In addition to triggering a mild cough stimulus, the described method has the further advantage that the low temperature of the water droplets means that a considerable proportion of the cold water droplets as such also leave the lungs together with the coughed-up air stream and do not evaporate during their stay in the airways. Water vapor is less suitable as a carrier for biological sample material, since only very small molecules can be absorbed. By contrast, much more valuable analytical sample material can be obtained via the droplet mist of the method described here.

The method described here is suitable, for example, for use in the context of tuberculosis screening.
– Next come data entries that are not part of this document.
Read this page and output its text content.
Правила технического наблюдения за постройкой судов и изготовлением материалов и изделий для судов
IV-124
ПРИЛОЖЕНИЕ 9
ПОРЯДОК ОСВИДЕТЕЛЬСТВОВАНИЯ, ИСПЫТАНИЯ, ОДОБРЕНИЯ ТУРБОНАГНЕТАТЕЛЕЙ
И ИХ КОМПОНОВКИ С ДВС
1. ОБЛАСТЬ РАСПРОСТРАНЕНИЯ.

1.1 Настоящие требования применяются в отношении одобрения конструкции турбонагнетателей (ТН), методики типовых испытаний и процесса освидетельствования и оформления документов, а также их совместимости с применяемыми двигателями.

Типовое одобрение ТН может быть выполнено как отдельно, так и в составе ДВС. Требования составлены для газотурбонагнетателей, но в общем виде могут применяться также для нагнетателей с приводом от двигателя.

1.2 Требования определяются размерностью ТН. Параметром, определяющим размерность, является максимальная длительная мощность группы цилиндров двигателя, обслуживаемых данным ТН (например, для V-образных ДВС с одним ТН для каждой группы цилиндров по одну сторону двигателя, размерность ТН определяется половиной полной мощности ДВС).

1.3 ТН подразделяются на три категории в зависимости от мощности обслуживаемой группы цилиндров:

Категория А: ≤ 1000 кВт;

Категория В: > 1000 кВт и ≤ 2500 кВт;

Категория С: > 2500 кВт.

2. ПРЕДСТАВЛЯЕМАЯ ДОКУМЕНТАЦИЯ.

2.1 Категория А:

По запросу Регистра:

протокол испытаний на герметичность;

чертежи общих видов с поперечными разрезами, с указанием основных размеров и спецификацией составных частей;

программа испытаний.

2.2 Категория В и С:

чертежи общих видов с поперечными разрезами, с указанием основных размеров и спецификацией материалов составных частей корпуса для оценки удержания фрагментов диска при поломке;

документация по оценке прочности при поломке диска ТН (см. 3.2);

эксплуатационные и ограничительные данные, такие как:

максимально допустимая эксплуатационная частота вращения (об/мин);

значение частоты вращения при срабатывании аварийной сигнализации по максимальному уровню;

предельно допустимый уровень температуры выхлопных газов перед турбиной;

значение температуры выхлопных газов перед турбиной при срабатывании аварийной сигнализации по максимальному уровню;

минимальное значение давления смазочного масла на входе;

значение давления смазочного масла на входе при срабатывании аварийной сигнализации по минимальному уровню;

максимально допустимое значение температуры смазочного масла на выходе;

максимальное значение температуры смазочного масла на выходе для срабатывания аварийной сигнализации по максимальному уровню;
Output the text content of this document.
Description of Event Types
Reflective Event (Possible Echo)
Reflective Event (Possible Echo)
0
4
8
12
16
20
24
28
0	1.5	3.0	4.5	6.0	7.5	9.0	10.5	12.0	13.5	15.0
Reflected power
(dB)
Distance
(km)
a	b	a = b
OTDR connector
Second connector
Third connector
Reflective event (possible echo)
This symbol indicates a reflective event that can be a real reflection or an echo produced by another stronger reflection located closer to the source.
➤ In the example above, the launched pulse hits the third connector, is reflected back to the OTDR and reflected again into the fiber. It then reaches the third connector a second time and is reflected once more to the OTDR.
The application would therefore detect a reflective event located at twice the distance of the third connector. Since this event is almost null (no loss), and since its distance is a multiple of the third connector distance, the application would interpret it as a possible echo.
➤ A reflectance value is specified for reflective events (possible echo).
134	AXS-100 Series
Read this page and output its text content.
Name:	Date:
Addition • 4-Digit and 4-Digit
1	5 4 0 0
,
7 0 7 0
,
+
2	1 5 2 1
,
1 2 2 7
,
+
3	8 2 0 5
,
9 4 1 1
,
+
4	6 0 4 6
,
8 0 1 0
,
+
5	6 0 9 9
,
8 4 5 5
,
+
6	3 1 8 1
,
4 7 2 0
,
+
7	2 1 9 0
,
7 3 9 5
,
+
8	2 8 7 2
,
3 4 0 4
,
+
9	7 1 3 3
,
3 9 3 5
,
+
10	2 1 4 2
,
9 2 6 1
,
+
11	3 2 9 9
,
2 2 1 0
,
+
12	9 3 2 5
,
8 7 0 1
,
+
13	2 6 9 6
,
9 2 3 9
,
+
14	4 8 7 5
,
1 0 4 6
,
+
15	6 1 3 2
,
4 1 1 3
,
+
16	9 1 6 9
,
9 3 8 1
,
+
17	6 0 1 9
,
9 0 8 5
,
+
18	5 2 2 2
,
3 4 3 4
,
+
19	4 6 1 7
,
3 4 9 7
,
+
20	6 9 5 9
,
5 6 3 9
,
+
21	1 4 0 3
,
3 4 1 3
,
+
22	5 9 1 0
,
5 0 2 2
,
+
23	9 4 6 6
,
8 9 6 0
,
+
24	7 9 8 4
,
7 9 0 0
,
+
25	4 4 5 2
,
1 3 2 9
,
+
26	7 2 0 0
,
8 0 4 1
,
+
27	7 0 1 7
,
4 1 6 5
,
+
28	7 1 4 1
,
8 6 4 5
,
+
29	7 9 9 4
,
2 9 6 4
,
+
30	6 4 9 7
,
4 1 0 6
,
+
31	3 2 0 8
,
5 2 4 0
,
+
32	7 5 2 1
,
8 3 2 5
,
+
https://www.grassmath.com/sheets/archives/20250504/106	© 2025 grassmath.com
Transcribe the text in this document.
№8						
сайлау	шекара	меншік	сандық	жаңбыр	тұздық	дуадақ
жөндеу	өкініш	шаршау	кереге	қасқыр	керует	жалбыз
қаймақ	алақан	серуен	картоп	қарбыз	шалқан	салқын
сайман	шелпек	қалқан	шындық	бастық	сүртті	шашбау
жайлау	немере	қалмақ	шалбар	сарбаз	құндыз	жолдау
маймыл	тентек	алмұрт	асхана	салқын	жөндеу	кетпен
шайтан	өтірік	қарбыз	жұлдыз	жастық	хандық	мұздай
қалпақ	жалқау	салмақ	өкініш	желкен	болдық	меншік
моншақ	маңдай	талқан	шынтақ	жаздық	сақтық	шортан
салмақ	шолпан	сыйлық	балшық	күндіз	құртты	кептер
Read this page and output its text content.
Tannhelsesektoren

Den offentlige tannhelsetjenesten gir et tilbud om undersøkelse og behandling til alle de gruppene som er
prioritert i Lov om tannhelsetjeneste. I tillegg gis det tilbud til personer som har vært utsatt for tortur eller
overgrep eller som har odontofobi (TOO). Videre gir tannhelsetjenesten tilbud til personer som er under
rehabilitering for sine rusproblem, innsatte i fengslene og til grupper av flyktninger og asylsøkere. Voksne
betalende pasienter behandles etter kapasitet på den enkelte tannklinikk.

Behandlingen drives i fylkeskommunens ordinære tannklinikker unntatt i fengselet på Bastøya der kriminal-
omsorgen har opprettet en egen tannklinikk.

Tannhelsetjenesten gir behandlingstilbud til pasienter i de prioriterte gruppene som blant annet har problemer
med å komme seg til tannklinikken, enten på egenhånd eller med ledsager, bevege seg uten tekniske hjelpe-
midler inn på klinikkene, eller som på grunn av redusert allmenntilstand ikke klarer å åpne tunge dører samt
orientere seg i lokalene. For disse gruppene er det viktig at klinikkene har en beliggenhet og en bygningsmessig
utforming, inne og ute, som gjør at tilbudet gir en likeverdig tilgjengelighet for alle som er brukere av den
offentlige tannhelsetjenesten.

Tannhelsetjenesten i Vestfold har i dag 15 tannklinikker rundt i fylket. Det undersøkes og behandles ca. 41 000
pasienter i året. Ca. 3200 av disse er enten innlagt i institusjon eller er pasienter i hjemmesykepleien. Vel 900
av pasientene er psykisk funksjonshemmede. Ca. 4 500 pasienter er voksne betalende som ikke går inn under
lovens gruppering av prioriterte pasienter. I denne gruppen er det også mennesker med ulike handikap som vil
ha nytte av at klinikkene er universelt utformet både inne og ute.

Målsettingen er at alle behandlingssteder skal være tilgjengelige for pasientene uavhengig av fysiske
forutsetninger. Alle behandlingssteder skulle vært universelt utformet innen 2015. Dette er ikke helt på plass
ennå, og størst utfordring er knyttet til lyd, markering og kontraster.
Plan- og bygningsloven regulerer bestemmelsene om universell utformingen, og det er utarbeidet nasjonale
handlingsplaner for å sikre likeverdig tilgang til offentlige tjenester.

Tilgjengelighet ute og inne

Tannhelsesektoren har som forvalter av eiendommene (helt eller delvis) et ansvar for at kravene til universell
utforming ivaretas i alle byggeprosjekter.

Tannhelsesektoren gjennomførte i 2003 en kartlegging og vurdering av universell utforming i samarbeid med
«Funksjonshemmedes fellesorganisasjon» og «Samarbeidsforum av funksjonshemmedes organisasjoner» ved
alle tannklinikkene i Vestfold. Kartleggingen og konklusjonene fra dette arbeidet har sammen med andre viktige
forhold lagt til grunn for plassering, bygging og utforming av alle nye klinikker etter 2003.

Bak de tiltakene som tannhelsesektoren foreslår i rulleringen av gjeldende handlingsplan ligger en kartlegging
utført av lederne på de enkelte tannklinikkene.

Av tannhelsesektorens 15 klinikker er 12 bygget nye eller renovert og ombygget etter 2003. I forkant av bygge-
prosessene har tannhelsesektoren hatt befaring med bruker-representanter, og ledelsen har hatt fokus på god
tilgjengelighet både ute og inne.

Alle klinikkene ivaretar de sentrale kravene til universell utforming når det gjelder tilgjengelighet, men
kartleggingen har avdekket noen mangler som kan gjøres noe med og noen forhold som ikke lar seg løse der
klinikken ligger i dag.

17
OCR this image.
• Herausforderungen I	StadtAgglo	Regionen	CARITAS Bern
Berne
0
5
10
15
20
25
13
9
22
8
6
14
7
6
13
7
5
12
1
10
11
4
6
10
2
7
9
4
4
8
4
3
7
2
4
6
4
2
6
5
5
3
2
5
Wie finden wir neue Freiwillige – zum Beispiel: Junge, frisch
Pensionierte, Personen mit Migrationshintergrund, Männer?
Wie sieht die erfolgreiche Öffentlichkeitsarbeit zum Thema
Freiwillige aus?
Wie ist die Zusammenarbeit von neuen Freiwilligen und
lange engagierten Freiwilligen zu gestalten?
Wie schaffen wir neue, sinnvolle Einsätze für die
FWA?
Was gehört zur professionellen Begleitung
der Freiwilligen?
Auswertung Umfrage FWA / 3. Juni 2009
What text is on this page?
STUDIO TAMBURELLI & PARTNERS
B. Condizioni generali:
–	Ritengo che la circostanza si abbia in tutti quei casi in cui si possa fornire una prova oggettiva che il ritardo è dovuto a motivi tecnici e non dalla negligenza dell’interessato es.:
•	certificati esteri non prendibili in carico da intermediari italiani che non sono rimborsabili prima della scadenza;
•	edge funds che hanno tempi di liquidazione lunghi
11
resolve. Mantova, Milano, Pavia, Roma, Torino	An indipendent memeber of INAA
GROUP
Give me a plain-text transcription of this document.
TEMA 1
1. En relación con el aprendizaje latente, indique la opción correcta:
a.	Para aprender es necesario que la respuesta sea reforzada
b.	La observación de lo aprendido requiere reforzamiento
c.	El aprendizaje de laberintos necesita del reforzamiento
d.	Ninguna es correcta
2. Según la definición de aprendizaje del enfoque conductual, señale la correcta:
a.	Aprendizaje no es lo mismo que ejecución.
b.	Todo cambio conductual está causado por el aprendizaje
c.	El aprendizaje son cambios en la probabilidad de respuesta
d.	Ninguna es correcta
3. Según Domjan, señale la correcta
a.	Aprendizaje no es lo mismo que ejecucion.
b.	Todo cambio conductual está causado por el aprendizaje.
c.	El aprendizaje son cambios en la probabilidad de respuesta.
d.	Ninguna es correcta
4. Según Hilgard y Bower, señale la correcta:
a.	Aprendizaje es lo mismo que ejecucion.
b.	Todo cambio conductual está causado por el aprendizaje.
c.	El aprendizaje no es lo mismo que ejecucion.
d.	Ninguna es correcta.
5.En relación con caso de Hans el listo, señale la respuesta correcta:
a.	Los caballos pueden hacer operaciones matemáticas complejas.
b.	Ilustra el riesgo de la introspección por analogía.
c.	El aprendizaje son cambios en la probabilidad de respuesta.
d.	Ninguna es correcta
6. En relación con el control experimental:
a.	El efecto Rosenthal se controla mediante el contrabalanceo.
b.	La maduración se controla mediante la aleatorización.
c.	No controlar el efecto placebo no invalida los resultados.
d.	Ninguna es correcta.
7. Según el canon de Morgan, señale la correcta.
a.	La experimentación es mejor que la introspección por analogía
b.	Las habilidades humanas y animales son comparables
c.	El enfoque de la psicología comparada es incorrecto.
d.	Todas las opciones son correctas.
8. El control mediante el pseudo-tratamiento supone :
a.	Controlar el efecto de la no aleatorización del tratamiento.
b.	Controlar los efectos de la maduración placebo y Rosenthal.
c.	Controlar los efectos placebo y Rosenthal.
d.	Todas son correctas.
In the case of tuberculosis screening, a sputum sample is usually taken from the patient, and the bacteria to be detected are possibly located in the sputum. Liquefying the generally very viscous and sticky sputum, and isolating the bacteria possibly contained therein, is difficult and expensive, and therefore screening on the basis of sputum samples is generally difficult in larger groups of patients. Since coughing is brought about in a controlled manner in the method according to the invention and, in addition, the droplet mist provides a transport mechanism for taking up tuberculosis bacteria and for transporting these out of the lungs, the described method is particularly suitable for tuberculosis screening.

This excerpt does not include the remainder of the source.